Outside In shows how a sphere can be turned inside out without poking a hole in it. You can see this short excerpt here; please note that it is a 388KB MPEG movie. This illustrates Bill Thurston's method for sphere eversion. There is much more about Outside In and sphere eversions at the Geometry Center site. This section was done with custom programming.

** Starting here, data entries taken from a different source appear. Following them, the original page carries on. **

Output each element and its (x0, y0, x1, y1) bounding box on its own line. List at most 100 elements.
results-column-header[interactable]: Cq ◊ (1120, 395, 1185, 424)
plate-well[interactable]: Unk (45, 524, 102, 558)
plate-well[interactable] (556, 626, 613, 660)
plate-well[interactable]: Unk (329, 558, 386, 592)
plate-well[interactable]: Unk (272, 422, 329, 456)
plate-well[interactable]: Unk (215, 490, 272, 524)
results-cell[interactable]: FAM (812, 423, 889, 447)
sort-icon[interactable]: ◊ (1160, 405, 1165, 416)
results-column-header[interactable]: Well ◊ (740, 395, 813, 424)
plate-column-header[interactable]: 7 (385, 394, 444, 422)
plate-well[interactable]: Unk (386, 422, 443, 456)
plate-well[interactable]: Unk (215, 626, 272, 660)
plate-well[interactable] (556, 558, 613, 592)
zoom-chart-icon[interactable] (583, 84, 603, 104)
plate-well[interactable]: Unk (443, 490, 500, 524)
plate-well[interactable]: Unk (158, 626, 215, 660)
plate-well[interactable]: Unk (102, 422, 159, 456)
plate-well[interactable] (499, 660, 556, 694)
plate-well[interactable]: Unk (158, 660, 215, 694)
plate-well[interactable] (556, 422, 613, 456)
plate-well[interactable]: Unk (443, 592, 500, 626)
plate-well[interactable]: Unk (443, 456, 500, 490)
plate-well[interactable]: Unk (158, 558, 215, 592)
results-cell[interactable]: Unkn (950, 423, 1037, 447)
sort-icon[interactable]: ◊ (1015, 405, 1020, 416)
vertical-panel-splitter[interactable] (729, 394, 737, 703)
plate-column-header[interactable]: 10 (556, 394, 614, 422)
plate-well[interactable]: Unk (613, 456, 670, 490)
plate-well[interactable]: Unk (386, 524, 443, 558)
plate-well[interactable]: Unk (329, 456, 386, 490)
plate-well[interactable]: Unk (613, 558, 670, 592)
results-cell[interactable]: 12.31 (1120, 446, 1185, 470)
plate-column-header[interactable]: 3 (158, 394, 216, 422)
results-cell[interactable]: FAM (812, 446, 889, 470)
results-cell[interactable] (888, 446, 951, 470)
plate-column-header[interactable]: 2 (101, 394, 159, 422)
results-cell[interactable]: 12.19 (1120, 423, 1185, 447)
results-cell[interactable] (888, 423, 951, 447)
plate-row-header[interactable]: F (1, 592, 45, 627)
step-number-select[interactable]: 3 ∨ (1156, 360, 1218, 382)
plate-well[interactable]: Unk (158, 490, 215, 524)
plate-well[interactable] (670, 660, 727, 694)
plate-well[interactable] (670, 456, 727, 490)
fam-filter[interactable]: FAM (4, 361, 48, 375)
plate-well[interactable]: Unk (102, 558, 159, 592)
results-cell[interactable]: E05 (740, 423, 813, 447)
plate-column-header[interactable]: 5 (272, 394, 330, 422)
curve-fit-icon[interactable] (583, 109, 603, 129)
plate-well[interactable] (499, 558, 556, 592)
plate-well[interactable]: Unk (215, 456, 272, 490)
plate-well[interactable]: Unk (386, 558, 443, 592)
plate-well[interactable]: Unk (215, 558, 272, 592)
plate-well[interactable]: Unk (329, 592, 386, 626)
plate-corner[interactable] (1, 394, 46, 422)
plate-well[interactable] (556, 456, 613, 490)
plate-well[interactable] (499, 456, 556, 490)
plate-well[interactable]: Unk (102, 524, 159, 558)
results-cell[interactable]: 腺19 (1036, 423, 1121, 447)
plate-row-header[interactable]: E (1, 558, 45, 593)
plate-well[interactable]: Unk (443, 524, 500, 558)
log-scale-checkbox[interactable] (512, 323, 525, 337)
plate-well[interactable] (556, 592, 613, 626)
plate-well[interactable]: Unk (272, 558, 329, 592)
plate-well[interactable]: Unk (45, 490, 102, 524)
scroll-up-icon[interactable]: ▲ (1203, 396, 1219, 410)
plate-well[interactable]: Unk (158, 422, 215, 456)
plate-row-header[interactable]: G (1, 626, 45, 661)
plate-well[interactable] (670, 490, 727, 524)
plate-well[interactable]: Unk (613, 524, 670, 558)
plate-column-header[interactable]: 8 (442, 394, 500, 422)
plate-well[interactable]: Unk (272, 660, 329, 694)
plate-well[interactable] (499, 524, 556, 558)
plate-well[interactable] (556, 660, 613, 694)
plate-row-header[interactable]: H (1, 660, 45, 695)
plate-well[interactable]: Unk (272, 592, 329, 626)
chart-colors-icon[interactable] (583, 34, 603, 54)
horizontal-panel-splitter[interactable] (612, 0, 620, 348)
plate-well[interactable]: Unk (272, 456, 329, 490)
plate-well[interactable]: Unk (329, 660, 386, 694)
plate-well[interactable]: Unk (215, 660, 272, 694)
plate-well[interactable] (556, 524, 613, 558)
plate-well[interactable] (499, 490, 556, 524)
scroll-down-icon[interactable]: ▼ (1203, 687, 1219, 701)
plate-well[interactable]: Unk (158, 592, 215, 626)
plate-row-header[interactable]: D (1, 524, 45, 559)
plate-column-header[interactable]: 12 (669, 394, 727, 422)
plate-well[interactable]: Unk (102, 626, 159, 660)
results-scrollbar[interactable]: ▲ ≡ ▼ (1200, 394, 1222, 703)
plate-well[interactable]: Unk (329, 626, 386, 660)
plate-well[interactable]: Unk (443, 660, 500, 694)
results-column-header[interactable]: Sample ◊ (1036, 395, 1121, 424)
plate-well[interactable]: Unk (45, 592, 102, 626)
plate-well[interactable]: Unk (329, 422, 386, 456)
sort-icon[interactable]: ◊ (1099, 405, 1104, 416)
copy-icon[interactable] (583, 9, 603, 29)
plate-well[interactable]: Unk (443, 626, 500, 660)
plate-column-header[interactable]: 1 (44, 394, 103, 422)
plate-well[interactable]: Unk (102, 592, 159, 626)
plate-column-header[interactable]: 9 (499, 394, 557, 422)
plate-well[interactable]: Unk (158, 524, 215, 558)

I worked as art director on this section. Directed by Silvio Levy, Tamara Munzner, and Delle Maxwell.

knot not image

Geometry Center / Not Knot Video 1991

This is an excerpt from the video Not Knot. A recent theorem of Bill Thurston states that most knots carry the structure of hyperbolic geometry. This video is a guided tour of this theorem-showing knots, the complementary spaces of knots, and into the hyperbolic structure of that space. You can go to the Geometry Center website to view some of the still frames, and to get more information.

I worked as the art director, and did some of the animation using Softimage software. This section was done by Charlie Gunn, who made all these sections using custom programming. The excerpt is a 886KB MPEG movie with sound. Directed by Charlie Gunn and Delle Maxwell.



jack in the box image

Pacific Data Images 1988

This short animation was something I did for fun when I worked at PDI. The animation was done using the PDI proprietary software. The background animation was a mathematical function written by Paul Heckbert. There is no sound. The size of MPEG file is 512KB.

dancer image

Pacific Data Images 1988

This animation was done for HBO Video Jukebox. It won a Gold Award from the Broadcast Designer's Association, and a Northern California Emmy Award nomination in in 1988. It was created using the PDI proprietary software. There is no sound. The size of the MPEG file is 1.647MB.